«  Cela empire  »: le piratage d’un hôpital irlandais expose la vulnérabilité aux cyberattaques de l’UE

Le système de santé irlandais a été effectivement fermé vendredi, et les experts suggèrent que l’Europe l’avait prévu.

La cyberattaque a affecté la plupart des services de santé du pays, y compris les tests de coronavirus, les services de soins maternels, les soins contre le cancer, le suivi du COVID-19 et les références de routine pour les soins secondaires. Un ministre du gouvernement l’a qualifiée de «cybercriminalité la plus importante de l’État irlandais», selon l’Irish Times.

L’attaque fait suite à des attaques similaires contre des services de santé ailleurs en Europe, y compris au Royaume-Uni, en Finlande et en France, et survient la même semaine qu’une attaque contre un oléoduc aux États-Unis qui a provoqué des pénuries de gaz généralisées dans tout le pays.

Mais les experts en cybersécurité ont déclaré que le pire reste à venir pour les services critiques de l’Europe.

« Cela empire et empire plus rapidement », a déclaré Mikko Hyppönen, directeur de la recherche chez F-Secure, une société finlandaise de cybersécurité. Bien qu’il ne soit pas clair quelles vulnérabilités spécifiques ont été exploitées dans le cas de l’Irlande, Hyppönen a déclaré que les systèmes de santé sont particulièrement vulnérables à de telles attaques.

« La principale cause des pannes les plus importantes des systèmes médicaux est l’utilisation de systèmes hérités. Il y a généralement un manque de budget pour remplacer les anciennes machines par de nouvelles. Les anciennes sont trop lentes pour exécuter de nouveaux systèmes d’exploitation, donc elles continuent de fonctionner. anciennes versions », a-t-il ajouté.

Les cyberattaques contre les systèmes de soins de santé ont considérablement augmenté depuis le début de la pandémie l’année dernière. Une tendance est que les criminels prennent le contrôle des serveurs, volent des données personnelles, puis facturent de l’argent pour permettre aux fonctionnaires de revenir et menacent de vendre les données en ligne – une sorte d’attaque connue sous le nom de ransomware. Group-IB, une entreprise de cybersécurité, a déclaré que les attaques de ransomwares avaient augmenté de 150% en 2020.

En octobre, un pirate informatique a fait chanter des dizaines de milliers de patients finlandais après que leurs notes de thérapie aient été volées dans un centre de conseil. En France, deux groupes hospitaliers ont été touchés la même semaine de février. Un gang criminel russe a été soupçonné lorsque des dizaines d’hôpitaux américains ont été attaqués l’année dernière.

«L’attaque contre le système de santé irlandais est une autre indication de la façon dont les opérateurs de ransomwares sont toujours en mouvement – ils s’améliorent, s’automatisent et deviennent plus efficaces pour cibler les organisations de plus en plus grandes», déclare Paul Donegan, directeur national pour l’Irlande de la société de cybersécurité Palo Alto Réseaux.

Il semble y avoir quelques solutions faciles.

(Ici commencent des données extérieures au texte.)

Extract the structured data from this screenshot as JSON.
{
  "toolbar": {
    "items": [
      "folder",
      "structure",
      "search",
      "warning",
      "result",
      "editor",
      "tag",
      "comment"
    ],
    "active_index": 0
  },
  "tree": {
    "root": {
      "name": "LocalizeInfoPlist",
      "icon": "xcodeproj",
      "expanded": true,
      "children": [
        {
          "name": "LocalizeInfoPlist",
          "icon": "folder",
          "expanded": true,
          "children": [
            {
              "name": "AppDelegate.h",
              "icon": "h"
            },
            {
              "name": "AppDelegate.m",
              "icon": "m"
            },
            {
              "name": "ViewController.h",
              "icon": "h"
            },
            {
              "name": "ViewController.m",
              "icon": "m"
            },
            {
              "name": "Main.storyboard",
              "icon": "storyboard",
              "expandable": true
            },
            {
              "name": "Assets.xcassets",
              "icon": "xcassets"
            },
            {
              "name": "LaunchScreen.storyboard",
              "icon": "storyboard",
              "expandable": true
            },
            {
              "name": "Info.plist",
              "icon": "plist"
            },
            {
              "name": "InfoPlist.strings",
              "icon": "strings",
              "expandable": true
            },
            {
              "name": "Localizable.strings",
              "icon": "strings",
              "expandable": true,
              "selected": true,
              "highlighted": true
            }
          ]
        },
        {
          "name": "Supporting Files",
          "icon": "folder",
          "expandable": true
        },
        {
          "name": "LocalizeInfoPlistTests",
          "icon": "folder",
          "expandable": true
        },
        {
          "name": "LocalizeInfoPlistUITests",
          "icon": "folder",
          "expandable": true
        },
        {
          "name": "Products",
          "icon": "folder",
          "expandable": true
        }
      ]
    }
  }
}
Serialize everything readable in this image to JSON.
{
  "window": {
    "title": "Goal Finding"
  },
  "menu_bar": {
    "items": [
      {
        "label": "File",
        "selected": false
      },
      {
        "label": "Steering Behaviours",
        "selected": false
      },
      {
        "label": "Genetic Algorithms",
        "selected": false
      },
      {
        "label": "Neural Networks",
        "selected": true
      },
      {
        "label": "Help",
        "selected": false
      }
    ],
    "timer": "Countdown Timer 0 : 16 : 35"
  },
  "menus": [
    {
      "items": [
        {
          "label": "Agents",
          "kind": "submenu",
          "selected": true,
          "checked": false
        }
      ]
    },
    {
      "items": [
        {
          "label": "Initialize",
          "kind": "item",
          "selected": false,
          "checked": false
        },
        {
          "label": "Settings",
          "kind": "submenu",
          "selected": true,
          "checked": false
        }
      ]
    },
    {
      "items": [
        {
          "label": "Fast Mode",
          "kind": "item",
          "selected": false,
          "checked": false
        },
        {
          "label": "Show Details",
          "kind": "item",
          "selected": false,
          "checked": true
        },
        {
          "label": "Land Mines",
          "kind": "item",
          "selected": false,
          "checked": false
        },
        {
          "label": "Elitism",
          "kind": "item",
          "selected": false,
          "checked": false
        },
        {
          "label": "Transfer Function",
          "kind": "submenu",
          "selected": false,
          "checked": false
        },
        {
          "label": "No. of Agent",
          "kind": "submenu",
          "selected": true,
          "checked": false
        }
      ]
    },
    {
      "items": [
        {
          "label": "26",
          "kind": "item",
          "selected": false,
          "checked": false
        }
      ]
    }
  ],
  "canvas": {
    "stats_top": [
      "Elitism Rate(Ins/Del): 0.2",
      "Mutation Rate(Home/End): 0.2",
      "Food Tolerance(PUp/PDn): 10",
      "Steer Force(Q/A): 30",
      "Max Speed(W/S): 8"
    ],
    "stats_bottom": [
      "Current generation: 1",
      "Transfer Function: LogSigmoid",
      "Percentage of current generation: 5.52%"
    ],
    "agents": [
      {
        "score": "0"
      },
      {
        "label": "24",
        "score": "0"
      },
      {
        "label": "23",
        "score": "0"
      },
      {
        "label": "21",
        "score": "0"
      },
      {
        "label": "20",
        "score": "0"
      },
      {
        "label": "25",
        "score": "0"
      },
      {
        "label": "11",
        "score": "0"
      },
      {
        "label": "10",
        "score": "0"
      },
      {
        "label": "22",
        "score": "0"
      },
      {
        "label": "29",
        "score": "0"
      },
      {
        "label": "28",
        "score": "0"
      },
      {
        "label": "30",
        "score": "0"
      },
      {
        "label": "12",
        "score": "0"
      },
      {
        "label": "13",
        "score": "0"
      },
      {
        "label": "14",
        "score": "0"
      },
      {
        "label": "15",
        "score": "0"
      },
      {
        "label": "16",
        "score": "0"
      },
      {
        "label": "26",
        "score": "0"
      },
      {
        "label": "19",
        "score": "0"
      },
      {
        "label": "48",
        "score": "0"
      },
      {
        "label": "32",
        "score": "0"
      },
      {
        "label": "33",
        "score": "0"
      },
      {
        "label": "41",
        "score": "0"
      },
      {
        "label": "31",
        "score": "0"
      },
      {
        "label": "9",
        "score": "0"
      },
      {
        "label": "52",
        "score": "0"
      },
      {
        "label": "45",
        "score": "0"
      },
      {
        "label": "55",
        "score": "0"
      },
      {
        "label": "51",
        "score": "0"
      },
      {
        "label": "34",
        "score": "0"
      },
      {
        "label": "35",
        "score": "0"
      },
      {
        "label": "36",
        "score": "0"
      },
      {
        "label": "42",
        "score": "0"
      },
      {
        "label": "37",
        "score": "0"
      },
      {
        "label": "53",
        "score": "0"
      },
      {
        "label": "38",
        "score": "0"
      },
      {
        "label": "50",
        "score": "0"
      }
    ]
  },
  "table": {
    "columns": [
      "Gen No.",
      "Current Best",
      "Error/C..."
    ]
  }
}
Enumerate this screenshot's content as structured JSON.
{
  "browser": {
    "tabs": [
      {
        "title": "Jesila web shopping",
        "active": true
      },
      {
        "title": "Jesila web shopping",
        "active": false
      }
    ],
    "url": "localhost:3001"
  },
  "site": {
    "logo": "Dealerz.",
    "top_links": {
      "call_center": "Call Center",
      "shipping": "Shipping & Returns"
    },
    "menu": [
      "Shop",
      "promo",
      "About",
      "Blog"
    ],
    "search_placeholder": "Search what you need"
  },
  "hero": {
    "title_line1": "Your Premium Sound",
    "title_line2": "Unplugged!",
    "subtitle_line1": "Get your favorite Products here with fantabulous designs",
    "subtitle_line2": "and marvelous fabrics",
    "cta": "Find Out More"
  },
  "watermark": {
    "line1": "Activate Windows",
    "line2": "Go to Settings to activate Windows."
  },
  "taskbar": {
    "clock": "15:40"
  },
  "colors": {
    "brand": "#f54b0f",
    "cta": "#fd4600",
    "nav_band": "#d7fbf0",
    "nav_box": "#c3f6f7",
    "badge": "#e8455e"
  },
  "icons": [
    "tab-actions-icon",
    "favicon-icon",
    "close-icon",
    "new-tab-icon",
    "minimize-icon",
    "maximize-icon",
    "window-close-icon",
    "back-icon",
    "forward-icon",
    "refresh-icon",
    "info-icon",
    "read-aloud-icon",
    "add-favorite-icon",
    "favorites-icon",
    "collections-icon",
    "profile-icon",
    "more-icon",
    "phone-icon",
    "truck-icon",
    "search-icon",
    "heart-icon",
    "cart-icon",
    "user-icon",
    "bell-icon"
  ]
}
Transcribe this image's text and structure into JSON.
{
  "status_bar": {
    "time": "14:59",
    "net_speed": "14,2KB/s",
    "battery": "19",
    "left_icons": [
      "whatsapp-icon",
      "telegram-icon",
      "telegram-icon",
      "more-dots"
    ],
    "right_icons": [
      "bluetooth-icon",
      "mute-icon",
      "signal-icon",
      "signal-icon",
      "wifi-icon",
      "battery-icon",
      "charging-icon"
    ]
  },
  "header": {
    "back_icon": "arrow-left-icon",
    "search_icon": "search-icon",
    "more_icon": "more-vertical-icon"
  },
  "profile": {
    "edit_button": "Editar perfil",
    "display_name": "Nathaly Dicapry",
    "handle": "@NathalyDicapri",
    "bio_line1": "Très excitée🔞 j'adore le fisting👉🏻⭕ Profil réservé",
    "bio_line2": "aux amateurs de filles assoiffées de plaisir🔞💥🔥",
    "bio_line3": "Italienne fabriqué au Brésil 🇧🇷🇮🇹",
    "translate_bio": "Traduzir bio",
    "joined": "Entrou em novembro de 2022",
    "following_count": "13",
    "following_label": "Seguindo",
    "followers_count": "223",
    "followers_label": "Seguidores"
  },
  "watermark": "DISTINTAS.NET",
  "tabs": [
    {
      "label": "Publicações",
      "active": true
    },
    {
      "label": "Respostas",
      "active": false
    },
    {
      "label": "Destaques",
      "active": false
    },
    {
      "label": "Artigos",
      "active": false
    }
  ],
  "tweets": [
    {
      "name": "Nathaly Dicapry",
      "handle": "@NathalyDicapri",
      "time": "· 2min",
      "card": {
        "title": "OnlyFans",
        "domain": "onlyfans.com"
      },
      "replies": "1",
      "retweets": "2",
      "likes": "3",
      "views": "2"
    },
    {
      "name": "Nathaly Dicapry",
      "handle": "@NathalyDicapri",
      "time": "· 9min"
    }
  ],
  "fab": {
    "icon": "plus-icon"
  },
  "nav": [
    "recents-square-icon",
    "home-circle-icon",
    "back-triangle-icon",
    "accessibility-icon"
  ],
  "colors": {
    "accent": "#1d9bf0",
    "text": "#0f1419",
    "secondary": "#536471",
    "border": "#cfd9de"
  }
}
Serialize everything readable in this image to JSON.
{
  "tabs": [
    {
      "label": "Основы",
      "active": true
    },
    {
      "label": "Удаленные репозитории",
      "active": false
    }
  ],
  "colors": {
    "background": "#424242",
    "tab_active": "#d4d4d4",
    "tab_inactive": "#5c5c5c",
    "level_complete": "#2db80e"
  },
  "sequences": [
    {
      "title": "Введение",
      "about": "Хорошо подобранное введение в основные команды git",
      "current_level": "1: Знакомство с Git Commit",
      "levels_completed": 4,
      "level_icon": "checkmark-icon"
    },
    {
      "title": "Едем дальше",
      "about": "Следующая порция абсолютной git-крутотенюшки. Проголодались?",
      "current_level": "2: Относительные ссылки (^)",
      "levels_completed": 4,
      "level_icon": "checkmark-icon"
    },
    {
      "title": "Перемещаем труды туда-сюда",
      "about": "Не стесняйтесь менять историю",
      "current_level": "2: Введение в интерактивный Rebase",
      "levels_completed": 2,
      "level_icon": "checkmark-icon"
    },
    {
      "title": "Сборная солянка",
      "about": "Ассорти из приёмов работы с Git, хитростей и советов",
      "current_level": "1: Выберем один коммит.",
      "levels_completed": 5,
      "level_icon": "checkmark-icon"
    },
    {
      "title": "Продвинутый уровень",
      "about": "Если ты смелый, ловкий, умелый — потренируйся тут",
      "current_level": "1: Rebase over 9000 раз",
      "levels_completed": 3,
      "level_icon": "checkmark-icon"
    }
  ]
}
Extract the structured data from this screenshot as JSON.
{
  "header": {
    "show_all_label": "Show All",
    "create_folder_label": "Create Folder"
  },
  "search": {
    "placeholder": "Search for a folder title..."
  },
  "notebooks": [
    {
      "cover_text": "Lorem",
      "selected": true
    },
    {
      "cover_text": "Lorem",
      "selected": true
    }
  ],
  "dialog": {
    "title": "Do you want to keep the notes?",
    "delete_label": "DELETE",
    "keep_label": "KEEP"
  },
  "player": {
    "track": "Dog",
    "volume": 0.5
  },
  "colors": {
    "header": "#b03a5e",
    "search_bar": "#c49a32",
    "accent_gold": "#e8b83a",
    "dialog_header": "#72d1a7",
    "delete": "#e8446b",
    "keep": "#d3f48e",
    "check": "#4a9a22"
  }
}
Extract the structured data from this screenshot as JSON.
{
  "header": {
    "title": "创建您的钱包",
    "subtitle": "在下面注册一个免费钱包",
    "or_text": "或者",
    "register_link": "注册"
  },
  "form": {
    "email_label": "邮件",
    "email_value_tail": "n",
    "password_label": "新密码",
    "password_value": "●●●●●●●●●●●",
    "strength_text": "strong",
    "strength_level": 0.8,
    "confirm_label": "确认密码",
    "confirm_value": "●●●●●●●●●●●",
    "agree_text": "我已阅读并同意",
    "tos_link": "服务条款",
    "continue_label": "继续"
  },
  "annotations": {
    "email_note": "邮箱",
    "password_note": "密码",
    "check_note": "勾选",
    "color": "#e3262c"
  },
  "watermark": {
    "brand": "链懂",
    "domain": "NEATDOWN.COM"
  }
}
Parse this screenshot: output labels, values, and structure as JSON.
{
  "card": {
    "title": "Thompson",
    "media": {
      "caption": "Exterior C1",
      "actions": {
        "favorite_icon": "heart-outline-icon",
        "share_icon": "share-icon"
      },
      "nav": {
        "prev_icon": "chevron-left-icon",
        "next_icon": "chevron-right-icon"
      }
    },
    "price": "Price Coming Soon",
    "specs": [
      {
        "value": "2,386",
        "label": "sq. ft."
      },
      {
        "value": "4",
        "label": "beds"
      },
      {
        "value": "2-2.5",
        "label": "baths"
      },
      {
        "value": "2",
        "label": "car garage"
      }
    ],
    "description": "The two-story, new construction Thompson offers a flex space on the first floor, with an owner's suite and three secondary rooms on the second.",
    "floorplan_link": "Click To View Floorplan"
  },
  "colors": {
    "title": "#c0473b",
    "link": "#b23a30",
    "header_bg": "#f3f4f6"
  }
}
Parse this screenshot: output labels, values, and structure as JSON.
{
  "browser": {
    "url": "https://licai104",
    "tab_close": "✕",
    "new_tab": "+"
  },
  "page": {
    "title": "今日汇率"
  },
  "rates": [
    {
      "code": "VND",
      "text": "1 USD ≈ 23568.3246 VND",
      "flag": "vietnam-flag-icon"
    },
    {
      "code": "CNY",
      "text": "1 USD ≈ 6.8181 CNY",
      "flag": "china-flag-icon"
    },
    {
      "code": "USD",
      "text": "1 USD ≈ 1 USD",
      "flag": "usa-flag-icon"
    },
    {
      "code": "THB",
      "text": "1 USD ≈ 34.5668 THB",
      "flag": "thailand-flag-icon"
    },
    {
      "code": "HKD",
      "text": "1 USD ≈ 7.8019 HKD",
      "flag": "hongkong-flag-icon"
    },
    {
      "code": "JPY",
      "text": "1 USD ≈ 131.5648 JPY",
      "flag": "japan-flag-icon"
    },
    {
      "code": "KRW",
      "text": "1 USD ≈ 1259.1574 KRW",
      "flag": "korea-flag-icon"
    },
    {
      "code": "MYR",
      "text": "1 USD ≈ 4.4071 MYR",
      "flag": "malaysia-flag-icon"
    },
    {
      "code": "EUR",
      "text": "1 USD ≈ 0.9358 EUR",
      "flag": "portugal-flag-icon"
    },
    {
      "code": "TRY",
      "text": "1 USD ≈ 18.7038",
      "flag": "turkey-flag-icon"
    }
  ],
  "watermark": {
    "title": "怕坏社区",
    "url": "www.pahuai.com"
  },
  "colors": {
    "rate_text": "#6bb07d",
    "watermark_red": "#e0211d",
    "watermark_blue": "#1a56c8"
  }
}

Une refonte des cyber-réseaux coûte cher et prend du temps.

Lukasz Olejnik, chercheur et consultant indépendant en cybersécurité, a déclaré: «Les enquêtes et les mesures de précaution peuvent être perturbatrices».

« Même si l’impact direct de l’infection s’avère minime, les systèmes sont néanmoins perturbés », a-t-il ajouté.

Mais une refonte est exactement ce que l’UE essaie de mandater. En décembre, la Commission européenne a proposé une mise à jour de ses règles de cybersécurité, connue sous le nom de directive sur la sécurité des réseaux et de l’information, qui obligerait de nombreuses industries, y compris les soins de santé, à renforcer leurs cyberdéfenses ou à encourir des millions d’amendes.

Mais le projet de loi est à des mois, voire des années, avant d’être finalisé, alors même que les attaques elles-mêmes deviennent de plus en plus sophistiquées et audacieuses.

Hyppönen, de F-Secure, a déclaré qu’il faudrait plus d’attaques comme celle irlandaise pour que les gens réagissent à la menace.

«La plus grande différence vient lorsque les entreprises et les organisations voient ce qui se passe de leurs propres yeux. Nous avons besoin que des catastrophes se produisent autour de nous pour que les organisations apportent un réel changement», a-t-il déclaré.

Leonie Cater et Vincent Manancourt ont contribué au reportage.